Many times my bible study has been seasonal and random and rarely retaining, my church attendance has often been a reluctant duty with no life or energy, my prayers have often been as stale as a long opened bag of chips, my devotions dry as saltine crackers, quiet times full of din and static and my doctrinal beliefs rigidly and horribly misguided.
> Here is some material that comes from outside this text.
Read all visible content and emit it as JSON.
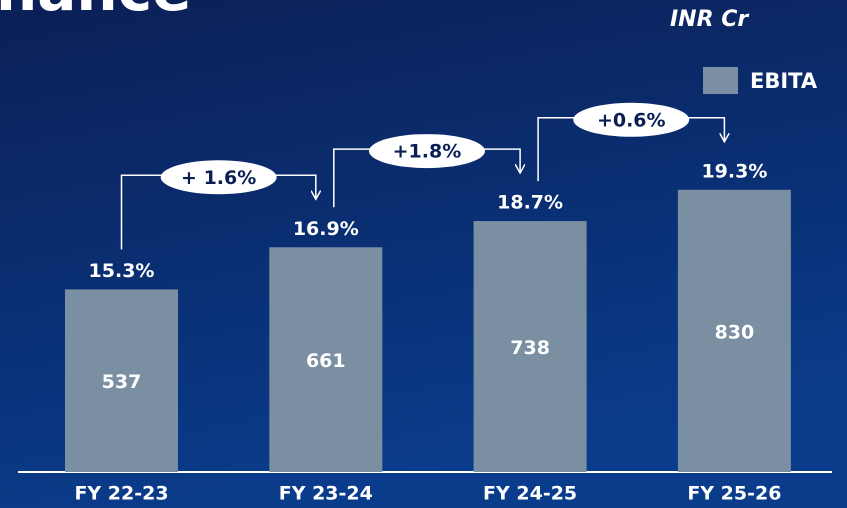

None of these will save me or you. None of them.
No! This Christian life is about what God did through Jesus.  My salvation and redemption does not pivot on my performance. It hinges on the willing sacrifice of God’s Son to buy his people back. To buy me back.
I can do nothing for God, but because of what he did for me I can do everything for him. Nothing I do can earn my clear conscience. Nothing I offer can put peace in my spirit, Nothing I do can produce goodness in me. Nothing I can say or do will erase my shame.  Nothing I do can or will transform me. Nothing. But glory to God, he can do all these things and has.
We tend to make salvation and its story man-centered. People-centered.  We try to strain and stretch this story, this long-reaching act of ransom, so that we become the heroes and heroines.
We are not the heroes and heroines. God help the story if we are.
We are the ones needing to be saved.
Our hair has grown too long, we have lost our glass slippers, we have eaten far too much of the gingerbread house, we have given up our voices in order to obtain something we aren’t even sure will want us, our houses have succumbed to wind and flames and we have been deceived by the wolf far too many times.
We want to be the powerful protagonists of the story.
We want to be flawless characters (which of course would mean that we are static).
But everyone, and I do mean everyone, is a flawed character in this story. The absolute reality is that at any given time all of us—I do mean all, there is no exception—are flawed.
We should never be persuaded to believe otherwise.
We are not the voice in the narrative.
This is God’s story.
Period.
This is His plan of salvation.
And we can try to add to it, but our attempts will never be enough, because that is all they ever are: attempts. Futile tries.
Adam and Eve attempted to cover their nakedness with fig leaves. They tried to cover their bareness with torn and broken leaves far too small. Why? Because they suddenly saw ugliness where before they saw only beauty. They tried to write their own story; the deceiver told them God was holding out on them.  
They believed the subtle, slick and silky snake.
We do too.
The deceiver tells us we can write our own stories. He implies that God is holding out on us. He convinces us that it is about us.
He wants us to believe this lie.
He tries to convince God’s people that salvation is our story, but it is not. 
It is God’s story.  
He is the hero.  
All our attempts to live this Christian life are like stringing fig leaves together to cover a nakedness we no longer understand.  Our endeavors to create and design an acceptable wardrobe is in vain. We are like the emperor who paraded down the streets in his nakedness believing he was wearing royal robes.  
 
Only the willing sacrificial offering of Jesus covers us.
 
This is our salvation.

That’s it. Nothing else.

2 comments:

TARSmith said...

Well said, friend...as usual. What a burden lifted: I'm not the heroine of the story. There's only a hero and his name is Jesus.

Mac Goddard said...

Yes, indeed! I wish that every believer would take ownership of this! IT IS FINISHED!